Keynote speeches by Steve Jobs, the co-founder and CEO of Apple, Inc., have become something of a cultural event. Especially as of August 24, 2011, when he resigned as CEO of Apple. So, relentlessly analyzed, interpreted, live-blogged and picked apart for details, these "Steve-notes," as they have come to be called, give insight not only into the new products and features Apple will be touting in the coming fiscal quarter, but Jobs' own outlook on gadgets and technology. With Jobs ongoing struggles with illness, his physical appearance and demeanor as well have become fodder for armchair pundits and tech obsessives.
This list will count down some of our favorite moments from Steve Jobs' many speeches and presentations over the years. Some of them are notable for how ahead of the curve and visionary Jobs was at the time. Others because of the expert way he navigates the events themselves, smoothing over technical difficulties and essentially inventing the branding for items like the iPhone or the iPad live on stage. And some just because we think it's amusing when Steve calls things "magical." So fire up your Humancentipad and relax as we bring you this list of Greatest Steve Jobs Keynote Moments!Also check out the list of best Steve Jobs interviews.
2007: Introducing the iPhone
"Every once in a while a revolutionary product comes along that changes everything." With those words, Steve Jobs introduced the first Apple iPhone on January 9, 2007, at the Macworld convention. He described it as over two years in the making, but the project had been percolating for many years before that. (The original use of the term "iPhone" to refer to a planned Apple phone dates back to 2004 or even earlier!)At the time, a lot of the emphasis focused on the iPhone's touchscreen, quite possibly the device's single greatest contribution to the world of gadgets. Interestingly, the presentation included Jobs playing Beatles songs on his iPhone, though the iTunes Store wouldn't get access to the Fab Four's catalogue until over 3 years later.
2001: Jobs Introduces the First iPod
At a small "music"-themed event in 2001, Jobs took to the stage to introduce the first-ever iPod to an unsuspecting world. Interestingly, he starts the presentation by convincing the audience that music is a good business to be in, and that it's important to people. (Did they really need convincing?)He goes on to introduce a portable digital music player with an ultra-thin hard drive that will allow you to bring your ENTIRE music library with you (provided it isn't more than 1000 songs and doesn't take up more than 5 Gb).
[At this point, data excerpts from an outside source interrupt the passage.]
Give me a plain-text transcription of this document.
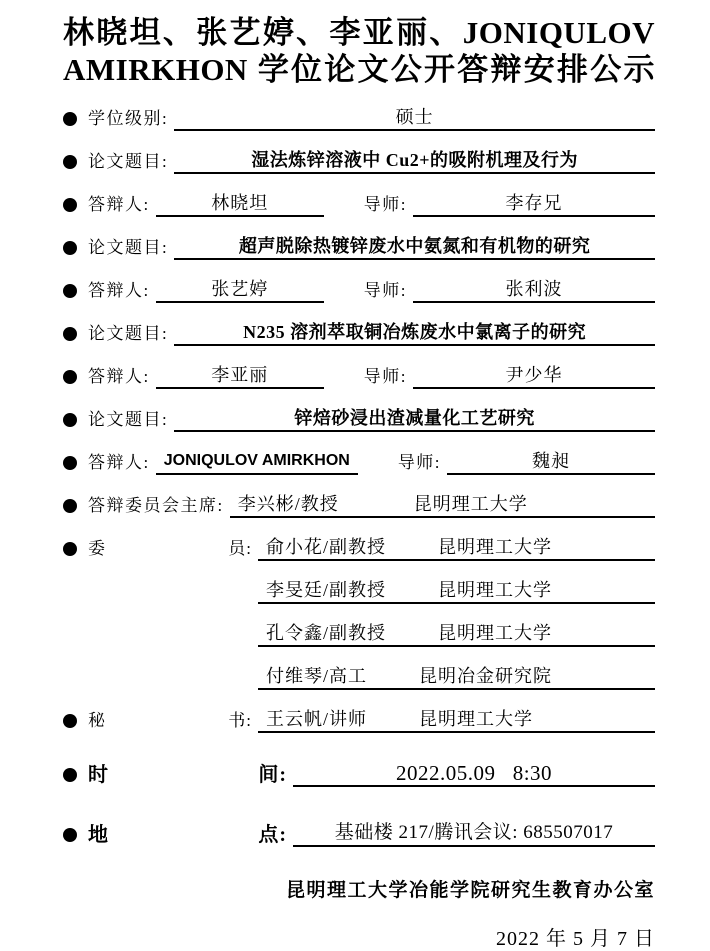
林晓坦、张艺婷、李亚丽、JONIQULOV
AMIRKHON 学位论文公开答辩安排公示
学位级别:	硕士
论文题目:	湿法炼锌溶液中 Cu2+的吸附机理及行为
答辩人:	林晓坦	导师:	李存兄
论文题目:	超声脱除热镀锌废水中氨氮和有机物的研究
答辩人:	张艺婷	导师:	张利波
论文题目:	N235 溶剂萃取铜冶炼废水中氯离子的研究
答辩人:	李亚丽	导师:	尹少华
论文题目:	锌焙砂浸出渣减量化工艺研究
答辩人: JONIQULOV AMIRKHON	导师:	魏昶
答辩委员会主席: 李兴彬/教授	昆明理工大学
委	员: 俞小花/副教授	昆明理工大学
李旻廷/副教授	昆明理工大学
孔令鑫/副教授	昆明理工大学
付维琴/高工	昆明冶金研究院
秘	书: 王云帆/讲师	昆明理工大学
时	间:	2022.05.09   8:30
地	点:	基础楼 217/腾讯会议: 685507017
昆明理工大学冶能学院研究生教育办公室
2022 年 5 月 7 日
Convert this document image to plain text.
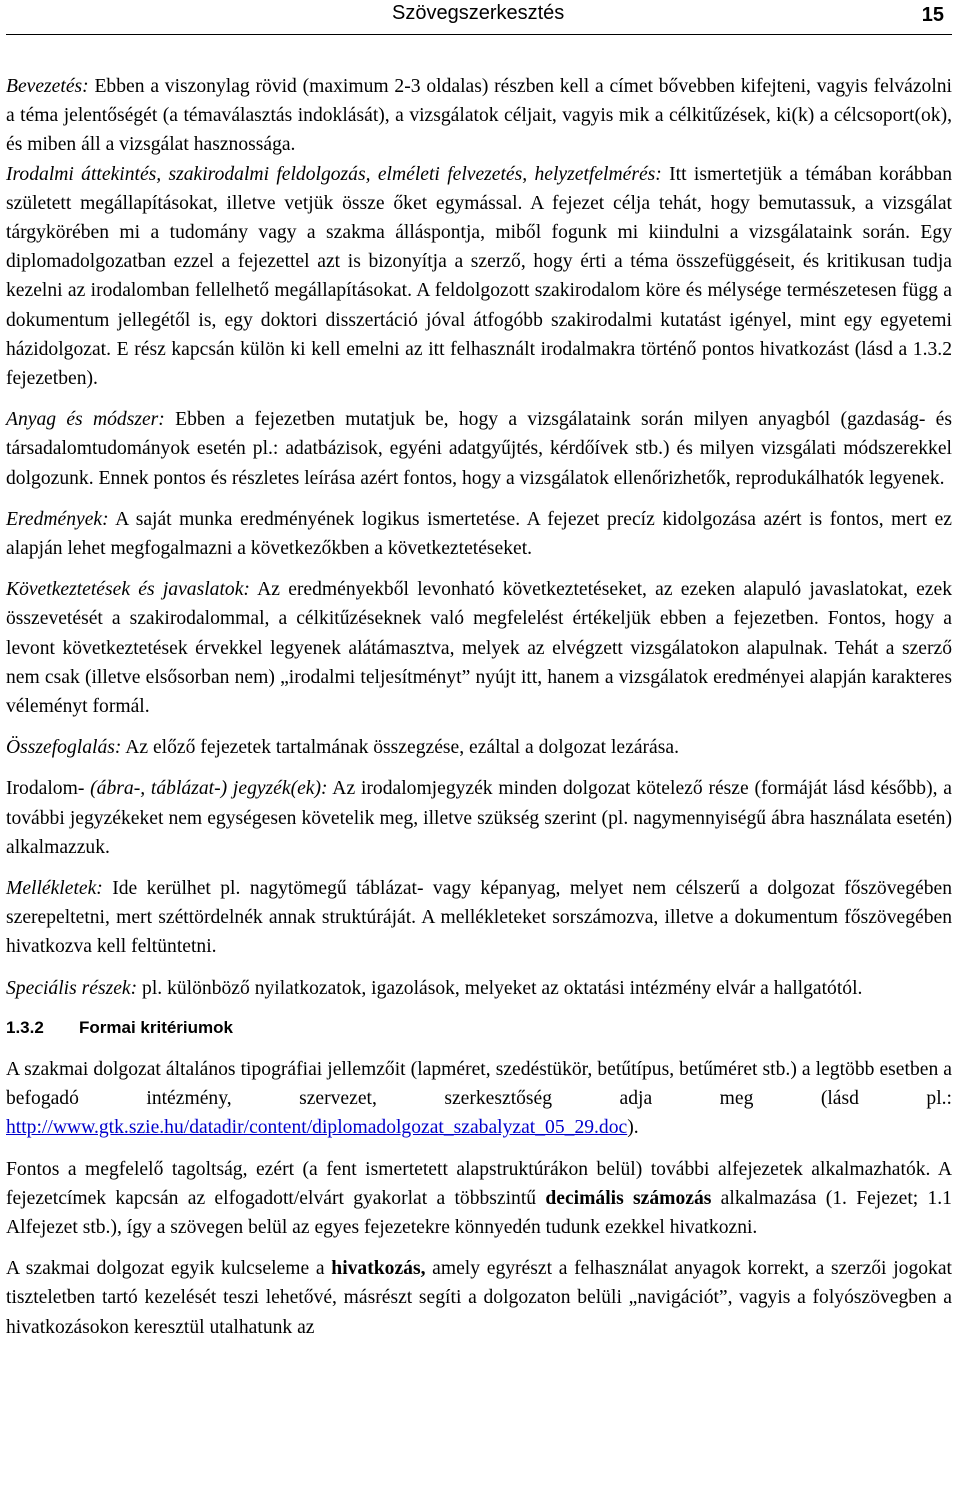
Szövegszerkesztés	15

Bevezetés: Ebben a viszonylag rövid (maximum 2-3 oldalas) részben kell a címet bővebben kifejteni, vagyis felvázolni a téma jelentőségét (a témaválasztás indoklását), a vizsgálatok céljait, vagyis mik a célkitűzések, ki(k) a célcsoport(ok), és miben áll a vizsgálat hasznossága.

Irodalmi áttekintés, szakirodalmi feldolgozás, elméleti felvezetés, helyzetfelmérés: Itt ismertetjük a témában korábban született megállapításokat, illetve vetjük össze őket egymással. A fejezet célja tehát, hogy bemutassuk, a vizsgálat tárgykörében mi a tudomány vagy a szakma álláspontja, miből fogunk mi kiindulni a vizsgálataink során. Egy diplomadolgozatban ezzel a fejezettel azt is bizonyítja a szerző, hogy érti a téma összefüggéseit, és kritikusan tudja kezelni az irodalomban fellelhető megállapításokat. A feldolgozott szakirodalom köre és mélysége természetesen függ a dokumentum jellegétől is, egy doktori disszertáció jóval átfogóbb szakirodalmi kutatást igényel, mint egy egyetemi házidolgozat. E rész kapcsán külön ki kell emelni az itt felhasznált irodalmakra történő pontos hivatkozást (lásd a 1.3.2 fejezetben).

Anyag és módszer: Ebben a fejezetben mutatjuk be, hogy a vizsgálataink során milyen anyagból (gazdaság- és társadalomtudományok esetén pl.: adatbázisok, egyéni adatgyűjtés, kérdőívek stb.) és milyen vizsgálati módszerekkel dolgozunk. Ennek pontos és részletes leírása azért fontos, hogy a vizsgálatok ellenőrizhetők, reprodukálhatók legyenek.

Eredmények: A saját munka eredményének logikus ismertetése. A fejezet precíz kidolgozása azért is fontos, mert ez alapján lehet megfogalmazni a következőkben a következtetéseket.

Következtetések és javaslatok: Az eredményekből levonható következtetéseket, az ezeken alapuló javaslatokat, ezek összevetését a szakirodalommal, a célkitűzéseknek való megfelelést értékeljük ebben a fejezetben. Fontos, hogy a levont következtetések érvekkel legyenek alátámasztva, melyek az elvégzett vizsgálatokon alapulnak. Tehát a szerző nem csak (illetve elsősorban nem) „irodalmi teljesítményt” nyújt itt, hanem a vizsgálatok eredményei alapján karakteres véleményt formál.

Összefoglalás: Az előző fejezetek tartalmának összegzése, ezáltal a dolgozat lezárása.

Irodalom- (ábra-, táblázat-) jegyzék(ek): Az irodalomjegyzék minden dolgozat kötelező része (formáját lásd később), a további jegyzékeket nem egységesen követelik meg, illetve szükség szerint (pl. nagymennyiségű ábra használata esetén) alkalmazzuk.

Mellékletek: Ide kerülhet pl. nagytömegű táblázat- vagy képanyag, melyet nem célszerű a dolgozat főszövegében szerepeltetni, mert széttördelnék annak struktúráját. A mellékleteket sorszámozva, illetve a dokumentum főszövegében hivatkozva kell feltüntetni.

Speciális részek: pl. különböző nyilatkozatok, igazolások, melyeket az oktatási intézmény elvár a hallgatótól.

1.3.2 Formai kritériumok

A szakmai dolgozat általános tipográfiai jellemzőit (lapméret, szedéstükör, betűtípus, betűméret stb.) a legtöbb esetben a befogadó intézmény, szervezet, szerkesztőség adja meg (lásd pl.: http://www.gtk.szie.hu/datadir/content/diplomadolgozat_szabalyzat_05_29.doc).

Fontos a megfelelő tagoltság, ezért (a fent ismertetett alapstruktúrákon belül) további alfejezetek alkalmazhatók. A fejezetcímek kapcsán az elfogadott/elvárt gyakorlat a többszintű decimális számozás alkalmazása (1. Fejezet; 1.1 Alfejezet stb.), így a szövegen belül az egyes fejezetekre könnyedén tudunk ezekkel hivatkozni.

A szakmai dolgozat egyik kulcseleme a hivatkozás, amely egyrészt a felhasználat anyagok korrekt, a szerzői jogokat tiszteletben tartó kezelését teszi lehetővé, másrészt segíti a dolgozaton belüli „navigációt”, vagyis a folyószövegben a hivatkozásokon keresztül utalhatunk az
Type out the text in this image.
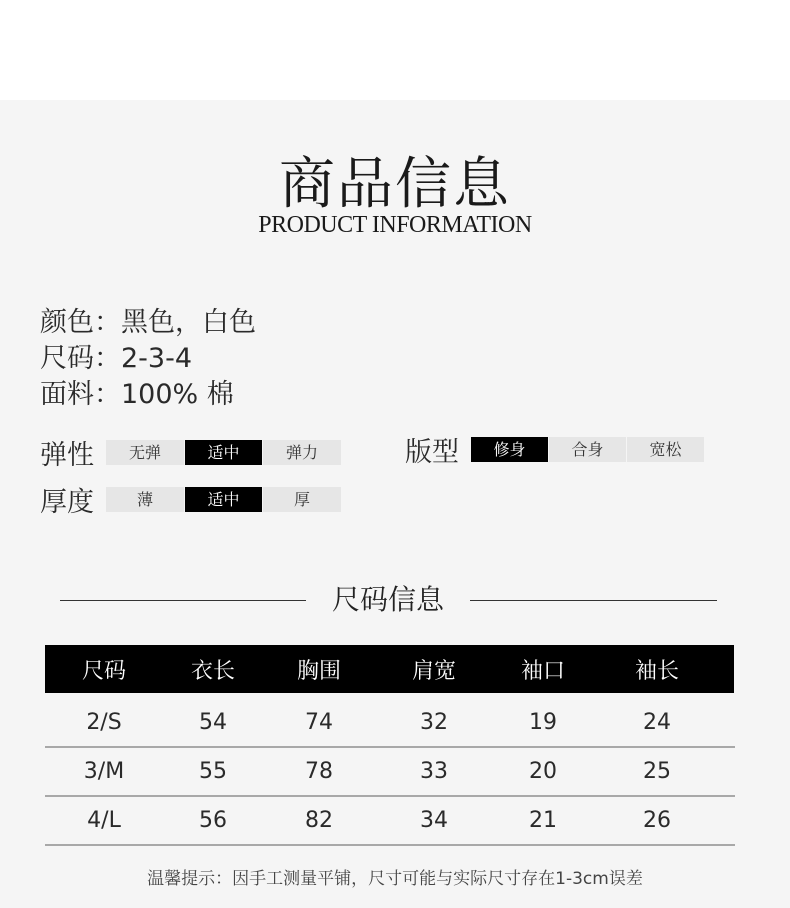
商品信息
PRODUCT INFORMATION
颜色：黑色，白色
尺码：2-3-4
面料：100% 棉
弹性	无弹	适中	弹力
厚度	薄	适中	厚
版型	修身	合身	宽松
尺码信息
尺码	衣长	胸围	肩宽	袖口	袖长
2/S	54	74	32	19	24
3/M	55	78	33	20	25
4/L	56	82	34	21	26
温馨提示：因手工测量平铺，尺寸可能与实际尺寸存在1-3cm误差
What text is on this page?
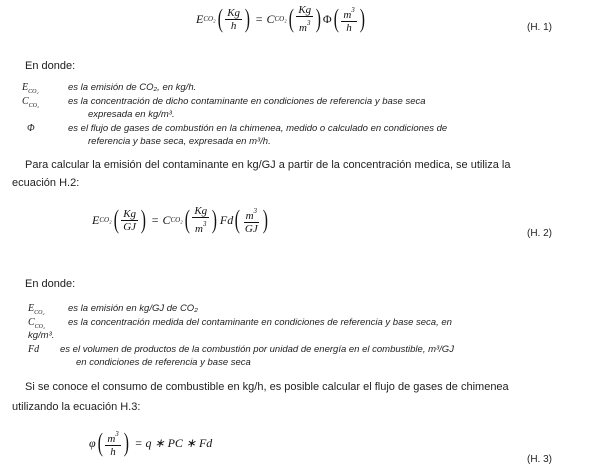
E CO₂ ( $\frac{Kg}{h}$ ) = C CO₂ ( $\frac{Kg}{m^3}$ ) Φ ( $\frac{m^3}{h}$ )	(H. 1)
En donde:
$E_{CO_2}$	es la emisión de CO₂, en kg/h.
$C_{CO_2}$	es la concentración de dicho contaminante en condiciones de referencia y base seca
expresada en kg/m³.
Φ	es el flujo de gases de combustión en la chimenea, medido o calculado en condiciones de
referencia y base seca, expresada en m³/h.
Para calcular la emisión del contaminante en kg/GJ a partir de la concentración medica, se utiliza la
ecuación H.2:
E CO₂ ( $\frac{Kg}{GJ}$ ) = C CO₂ ( $\frac{Kg}{m^3}$ ) Fd ( $\frac{m^3}{GJ}$ )	(H. 2)
En donde:
$E_{CO_2}$ es la emisión en kg/GJ de CO₂
$C_{CO_2}$ es la concentración medida del contaminante en condiciones de referencia y base seca, en
kg/m³.
Fd es el volumen de productos de la combustión por unidad de energía en el combustible, m³/GJ
en condiciones de referencia y base seca
Si se conoce el consumo de combustible en kg/h, es posible calcular el flujo de gases de chimenea
utilizando la ecuación H.3:
φ ( $\frac{m^3}{h}$ ) = q ∗ PC ∗ Fd
(H. 3)
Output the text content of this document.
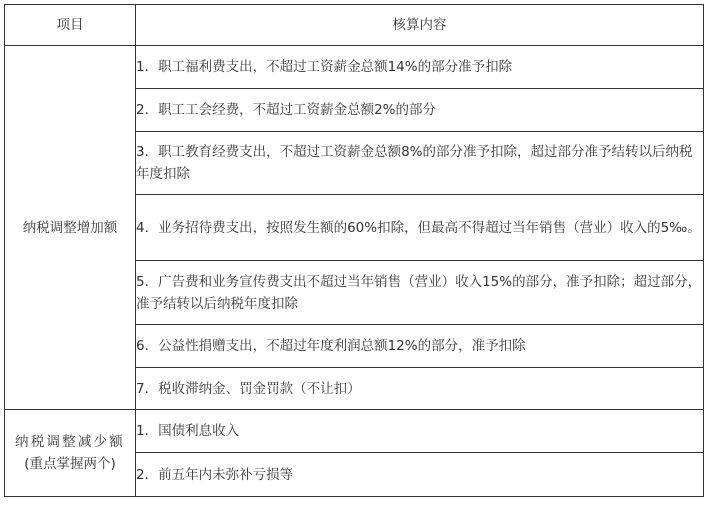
项目	核算内容

纳税调整增加额	1．职工福利费支出，不超过工资薪金总额14%的部分准予扣除
	2．职工工会经费，不超过工资薪金总额2%的部分
	3．职工教育经费支出，不超过工资薪金总额8%的部分准予扣除，超过部分准予结转以后纳税年度扣除
	4．业务招待费支出，按照发生额的60%扣除，但最高不得超过当年销售（营业）收入的5‰。
	5．广告费和业务宣传费支出不超过当年销售（营业）收入15%的部分，准予扣除；超过部分，准予结转以后纳税年度扣除
	6．公益性捐赠支出，不超过年度利润总额12%的部分，准予扣除
	7．税收滞纳金、罚金罚款（不让扣）

纳税调整减少额
(重点掌握两个)	1．国债利息收入
	2．前五年内未弥补亏损等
1984: First Apple Macintosh Demo
To thunderous applause, Jobs demonstrates his very first Apple Macintosh computer before a crowd of 3000 in this clip from January of 1984. (Days earlier, the world had first heard about the Macintosh from a Ridley Scott-directed TV commercial - "1984" - that had aired during Super Bowl XVIII.)
In true Jobs fashion, the presentation begins with the computer displaying a title card reading: "Insanely great!" It then jumps around to a basic drawing program, a spreadsheet and calculator, some different fonts, pictures of buildings, a chess game, even a photo of Jobs THINKING about the Macintosh. The presentation ends with the computer running a voice simulator, reading some pre-entered text advising you "never [to] trust a computer you can't lift." The computer then reintroduces "a man who's been like a father to me, Steve Jobs."OK, it's sort of creepy. But also historically significant!
1997: Microsoft Deal Announcement
1997 was a chaotic year for Apple. In July, CEO Gil Amelio was ousted by the board of directors as the company coped with significant financial losses and its lowest stock price in 12 years. Co-founder Jobs was brought back in as the interim CEO to begin a restructuring of the product line. (He would, of course, stay on as Apple CEO and has run the company ever since.)
At that year's Macworld Expo in Boston, Jobs announced that Apple would enter a five-year partnership with Microsoft to release that company's Office suite of software for Mac, as well as shipping Internet Explorer as the Mac's default Web browser. (The deal also included a $150 million investment in Apple). Much to the surprise of everyone in the room, Jobs wrapped up his remarks by introducing Bill Gates on screen, via satellite.As Gates appeared, the crowd greeted him with a mixture of cheers and boos. (In the film "Pirates of Silicon Valley," about the relationship between Apple and Microsoft - and Jobs and Gates more specifically - the moment was depicted as far more negative towards the announcement.)